Collaborative Science on Historically Burdened Concepts: Intelligence, Genetics, Race & Socio-economic Status

Biopolitical Times
Image via Wikimedia: "Lithograph of a North American skull from Samuel Morton's Crania Americana, 1839. Morton believed that intelligence was correlated with brain size and varied between racial groups".

Charged Words

Intelligence is a highly charged word with ties to racist, classist, and eugenic narratives. In the United States, it has been used historically to assert and establish racial and class hierarchies, especially those between Blacks and Whites, and has long been linked to notions of biological difference.

In the early twentieth century, these notions were frequently explicit. As one example among many, Princeton psychologist Carl Campbell Brigham, creator of the SAT and member of the Advisory Council of the American Eugenics Society, wrote in 1922:

According to all evidence available…American intelligence is declining, and will proceed with an accelerating rate as the racial admixture becomes more and more extensive…There is no reason why legal steps should not be taken which would insure a continuously progressive upward evolution… The steps that should be taken to preserve or increase our present intellectual capacity must of course be dictated by science. (Brigham, 1922: 210)

Even in the years following World War Two, when overt claims of racial differences in intelligence were often muted, Nobel Laureate (in physics) William Shockley could openly argue:

I sincerely and thoughtfully believe that attempts to demonstrate that American Negro shortcomings are preponderantly hereditary is the action most likely to reduce Negro agony in the future… I propose a serious scientific effort to establish by how much the distribution of hereditary potential for intelligence of our black citizens falls below whites…If those Negroes with the fewest Caucasian genes are in fact the most prolific and also the least intelligent, then genetic enslavement will be the destiny of their next generation. (Shockley, 1971: 244)

In June 2000, when the completion of a preliminary sequence of the human genome was announced at the White House, President Bill Clinton famously said,

One of the great truths to emerge from this triumphant expedition inside the human genome is that in genetic terms, all human beings, regardless of race, are more than 99.9 percent the same. (GenomeTV, 2012)

But this did not end debate about race, genes, and intelligence. In fact, many observers have noted that the years following this announcement saw an uptick in claims that race is a biologically meaningful system of classification. In 2005, Francis Collins himself suggested that “we now need to study how genetic variation and disease risk are correlated with self-identified race” (Krimsky, 2011: 25).

Among those who study genetics and intelligence today, the discourse about race is couched in more subtle and humanitarian terms than it was in the twentieth century. Take for example G is for Genes, published in 2013 by behavioral psychologist Kathryn Asbury and behavioral geneticist Robert Plomin.

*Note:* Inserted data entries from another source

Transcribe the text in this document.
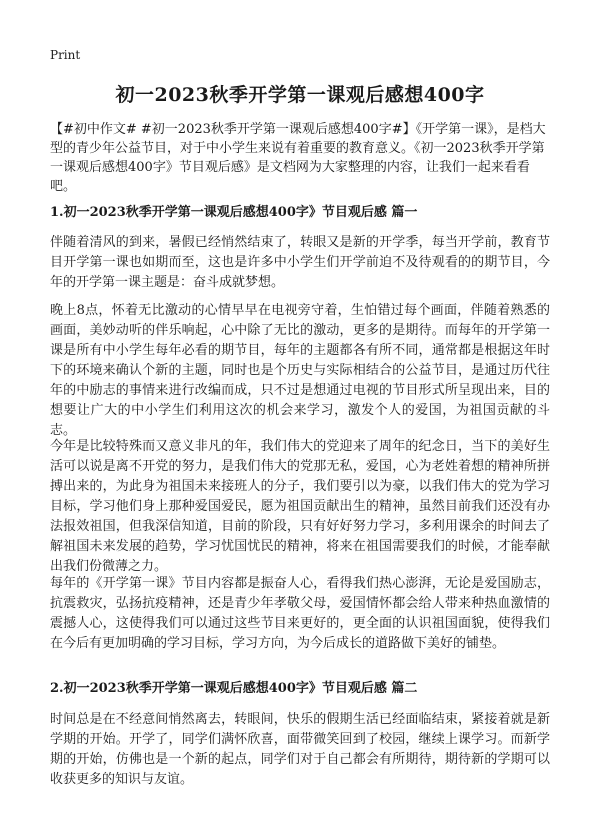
Print
初一2023秋季开学第一课观后感想400字

【#初中作文# #初一2023秋季开学第一课观后感想400字#】《开学第一课》，是档大型的青少年公益节目，对于中小学生来说有着重要的教育意义。《初一2023秋季开学第一课观后感想400字》节目观后感》是文档网为大家整理的内容，让我们一起来看看吧。

1.初一2023秋季开学第一课观后感想400字》节目观后感 篇一

伴随着清风的到来，暑假已经悄然结束了，转眼又是新的开学季，每当开学前，教育节目开学第一课也如期而至，这也是许多中小学生们开学前迫不及待观看的的期节目，今年的开学第一课主题是：奋斗成就梦想。

晚上8点，怀着无比激动的心情早早在电视旁守着，生怕错过每个画面，伴随着熟悉的画面，美妙动听的伴乐响起，心中除了无比的激动，更多的是期待。而每年的开学第一课是所有中小学生每年必看的期节目，每年的主题都各有所不同，通常都是根据这年时下的环境来确认个新的主题，同时也是个历史与实际相结合的公益节目，是通过历代往年的中励志的事情来进行改编而成，只不过是想通过电视的节目形式所呈现出来，目的想要让广大的中小学生们利用这次的机会来学习，激发个人的爱国，为祖国贡献的斗志。

今年是比较特殊而又意义非凡的年，我们伟大的党迎来了周年的纪念日，当下的美好生活可以说是离不开党的努力，是我们伟大的党那无私，爱国，心为老姓着想的精神所拼搏出来的，为此身为祖国未来接班人的分子，我们要引以为豪，以我们伟大的党为学习目标，学习他们身上那种爱国爱民，愿为祖国贡献出生的精神，虽然目前我们还没有办法报效祖国，但我深信知道，目前的阶段，只有好好努力学习，多利用课余的时间去了解祖国未来发展的趋势，学习忧国忧民的精神，将来在祖国需要我们的时候，才能奉献出我们份微薄之力。

每年的《开学第一课》节目内容都是振奋人心，看得我们热心澎湃，无论是爱国励志，抗震救灾，弘扬抗疫精神，还是青少年孝敬父母，爱国情怀都会给人带来种热血激情的震撼人心，这使得我们可以通过这些节目来更好的，更全面的认识祖国面貌，使得我们在今后有更加明确的学习目标，学习方向，为今后成长的道路做下美好的铺垫。

2.初一2023秋季开学第一课观后感想400字》节目观后感 篇二

时间总是在不经意间悄然离去，转眼间，快乐的假期生活已经面临结束，紧接着就是新学期的开始。开学了，同学们满怀欣喜，面带微笑回到了校园，继续上课学习。而新学期的开始，仿佛也是一个新的起点，同学们对于自己都会有所期待，期待新的学期可以收获更多的知识与友谊。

The book advocates for “genetically sensitive” schools that use genetic information to maximize a child’s abilities through a system of personalized learning. In a chapter titled “Mind the Gap: Social Status and School Quality,” the authors discuss the impacts of low-income status, poor parenting, and teacher quality on a child’s success in the classroom. Race is remarkably absent from the picture.

Of course, conscious and unconscious assumptions about links between race and cognitive ability haven’t simply disappeared. Although race is not valid as a biological system of categorization (Cooper et al, 2003), it remains an important causal social factor. Any research that has a history of marginalizing certain groups needs to address race explicitly—both as an inherited colonial system of classification and as a form of social inequality.

Recognizing the detrimental impact of race on an individual’s life circumstances is important for creating meaningful and effective improvements and change. Talking about race as a social factor that shapes an individual’s everyday experiences is a way of challenging vast and recurring misapprehensions that locate race in notions of the biological. Failing to talk about it makes that challenge far less likely to succeed.

Heated Debate

Both in the social sciences and hard sciences, discomfort, confusion, and even denial often accompany conversations about intelligence. Each side habitually questions the rigor, benefit, and legitimacy of the other’s work. My own research as a PhD candidate sits between these fields, where the tensions between the two are inescapably clear.

My work focuses on four terms with burdened histories: intelligence, genetics, race, and socio-economic status. I examine how genetics research into intelligence and educational attainment affects the United States education system, where documented racial and socioeconomic disparities prevail and where teacher perceptions of student ability are known to affect student performance and referrals for gifted education programs (Elhoweris et al, 2005; Gillborn et al, 2012; Grissom, 2016; Slate et al, 1990).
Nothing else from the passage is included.